Victor Serge, born Victor Lvovich Kibalchich (December 30, 1890 – November 17, 1947), was a Russian revolutionary and writer. Originally an anarchist, he joined the Bolsheviks five months after arriving in Petrograd in January 1919 and later worked for the Comintern as a journalist, editor and translator. He was critical of the Stalinist regime and remained a revolutionary Marxist until his death.
Serge was born in Brussels, Belgium, to a couple of impoverished Russian anti-Czarist exiles. His father, Leo (Lev) Kibalchich, a former infantry trooper from Kiev, was distantly related to Nikolai Kibalchich of the People's Will, who was executed as a result of the assassination of Alexander II in 1881. Leo, himself a Peoples' Will sympathiser, had fled Russia around 1887 and gone to Switzerland, where he met Serge's mother, Vera Frolova, née Pederowska. She was the daughter of an impoverished petty nobleman of Polish extraction from the Nizhni-Novgorod province. Vera had married a Saint Petersburg official and, after giving birth to two daughters, had received permission to go to Switzerland to study and heal her consumptive lungs, but also to escape the reactionary environment of Saint Petersburg. She fell in love with the handsome, feckless Kibalchich, and the couple wandered Europe, according to their son, "in search of cheap lodgings and good libraries". Victor was born "by chance" in Brussels, where the couple were so poor that Victor's younger brother died of malnutrition before Leonid eventually found work as a teacher at the Institute of Anatomy. The 'Kibalchich myth' of revolutionary idealism and sacrifice dominated Victor's impoverished childhood. He read a great deal, and became interested in socialism and anarchism along with his friends, including Raymond Callemin.
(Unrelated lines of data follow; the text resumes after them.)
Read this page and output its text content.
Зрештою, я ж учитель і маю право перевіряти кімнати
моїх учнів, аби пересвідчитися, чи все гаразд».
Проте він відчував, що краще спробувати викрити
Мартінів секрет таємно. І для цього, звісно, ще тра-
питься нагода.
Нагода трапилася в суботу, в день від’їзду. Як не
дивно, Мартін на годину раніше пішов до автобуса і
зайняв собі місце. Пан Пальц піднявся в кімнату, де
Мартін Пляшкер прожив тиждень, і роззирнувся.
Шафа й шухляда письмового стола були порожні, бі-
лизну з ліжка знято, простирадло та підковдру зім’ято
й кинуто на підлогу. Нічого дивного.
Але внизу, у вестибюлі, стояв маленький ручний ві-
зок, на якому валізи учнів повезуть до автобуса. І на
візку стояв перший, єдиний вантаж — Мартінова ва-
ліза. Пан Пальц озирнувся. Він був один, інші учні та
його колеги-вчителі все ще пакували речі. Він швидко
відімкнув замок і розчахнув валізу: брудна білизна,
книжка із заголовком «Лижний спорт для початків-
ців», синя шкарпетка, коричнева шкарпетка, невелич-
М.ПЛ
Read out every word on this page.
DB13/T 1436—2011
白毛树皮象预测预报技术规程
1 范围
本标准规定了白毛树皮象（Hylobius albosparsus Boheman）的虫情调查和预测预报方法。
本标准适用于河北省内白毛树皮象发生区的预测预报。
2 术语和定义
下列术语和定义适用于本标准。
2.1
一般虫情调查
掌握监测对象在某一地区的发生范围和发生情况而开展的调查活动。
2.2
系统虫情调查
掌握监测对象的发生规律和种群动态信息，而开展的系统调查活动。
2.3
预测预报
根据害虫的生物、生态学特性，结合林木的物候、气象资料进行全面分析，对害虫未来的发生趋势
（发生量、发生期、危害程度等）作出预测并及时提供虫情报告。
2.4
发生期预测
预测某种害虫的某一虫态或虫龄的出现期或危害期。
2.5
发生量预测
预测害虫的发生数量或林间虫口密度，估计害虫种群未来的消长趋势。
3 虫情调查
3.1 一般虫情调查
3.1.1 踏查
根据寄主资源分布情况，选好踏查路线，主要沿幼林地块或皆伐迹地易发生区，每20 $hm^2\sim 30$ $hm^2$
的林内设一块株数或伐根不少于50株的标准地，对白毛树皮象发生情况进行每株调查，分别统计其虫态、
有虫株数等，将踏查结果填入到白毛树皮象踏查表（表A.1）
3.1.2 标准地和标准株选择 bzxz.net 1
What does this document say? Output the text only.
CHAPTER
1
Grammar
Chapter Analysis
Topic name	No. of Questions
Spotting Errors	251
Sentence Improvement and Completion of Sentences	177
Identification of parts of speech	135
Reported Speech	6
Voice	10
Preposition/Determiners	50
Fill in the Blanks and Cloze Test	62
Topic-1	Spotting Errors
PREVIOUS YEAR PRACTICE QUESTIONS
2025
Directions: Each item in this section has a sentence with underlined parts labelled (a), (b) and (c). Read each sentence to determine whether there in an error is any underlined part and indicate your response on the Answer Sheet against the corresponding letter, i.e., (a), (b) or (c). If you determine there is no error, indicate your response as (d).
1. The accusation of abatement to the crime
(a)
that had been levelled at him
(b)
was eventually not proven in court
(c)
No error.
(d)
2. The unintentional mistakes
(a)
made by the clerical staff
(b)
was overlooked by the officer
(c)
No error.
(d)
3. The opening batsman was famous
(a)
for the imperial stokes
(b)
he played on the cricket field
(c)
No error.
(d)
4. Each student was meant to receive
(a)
Serge's parents broke up in 1905, when he was 15. Living on his own from then on, he soon joined the Belgian Socialist Party, but soon came to feel that it was not radical enough. He became increasingly involved in anarchism and was expelled from Belgium in 1909. He moved to Paris and learned the printing trade.
Serge's first published article was written in September 1908. Under the pen name "Le Rétif" ("The Restless One" or "The Stubborn One"), Serge wrote many articles for Le Révolté and, starting in 1909, L'Anarchie, a journal founded by Albert Libertad, whom Serge and his friends considered to be a hero. Serge at this stage was an outspoken supporter of individualist anarchism and illegalism, frequently clashing with the editor of L'Anarchie, André Roulot (aka "Lorulot"), who favoured less inflammatory rhetoric. In 1910, following a schism in L'Anarchie, Lorulot departed and Serge was named as the new editor of the paper. During this time Serge was in a relationship with Rirette Maitrejean, another anarchist activist.
In 1912 Serge was judged to have been involved in acts of terrorism and was sentenced to five years in solitary confinement for his involvement with the Bonnot Gang. Several of his comrades were executed. He was thus in prison on the outbreak of the First World War. He immediately forecast that the war would lead to a Russian Revolution: "Revolutionaries knew quite well that the autocratic Empire, with its hangmen, its pogroms, its finery, its famines, its Siberian jails and ancient iniquity, could never survive the war."
In September 1914, Serge was in a prison on an island in the Seine, twenty-five miles or so from the Battle of the Marne. The local population, suspecting a French defeat, began to flee, and for a while Serge and the other inmates expected to become German prisoners.
On his release in 1917 he went to live in Spain, which was neutral in World War I but was the scene of an attempted syndicalist revolution. It was around this time that he first used the name Victor Serge, as a pen name for an article in the newspaper Tierra y Libertad.
Nicholas II was overthrown in February, 1917, and in July Serge decided to travel to Russia, for the first time in his life, to participate in the revolutionary activities there. In order to get there he returned to France. He studied art history for two months, but was then arrested because he had promised to stay out of France. He was imprisoned without trial for more than a year and engaged in political discussions with fellow prisoners.
In October 1918 the Danish Red Cross intervened, arranging for Serge and other revolutionaries to be exchanged for Bruce Lockhart and other anti-Bolsheviks who had been imprisoned in Russia.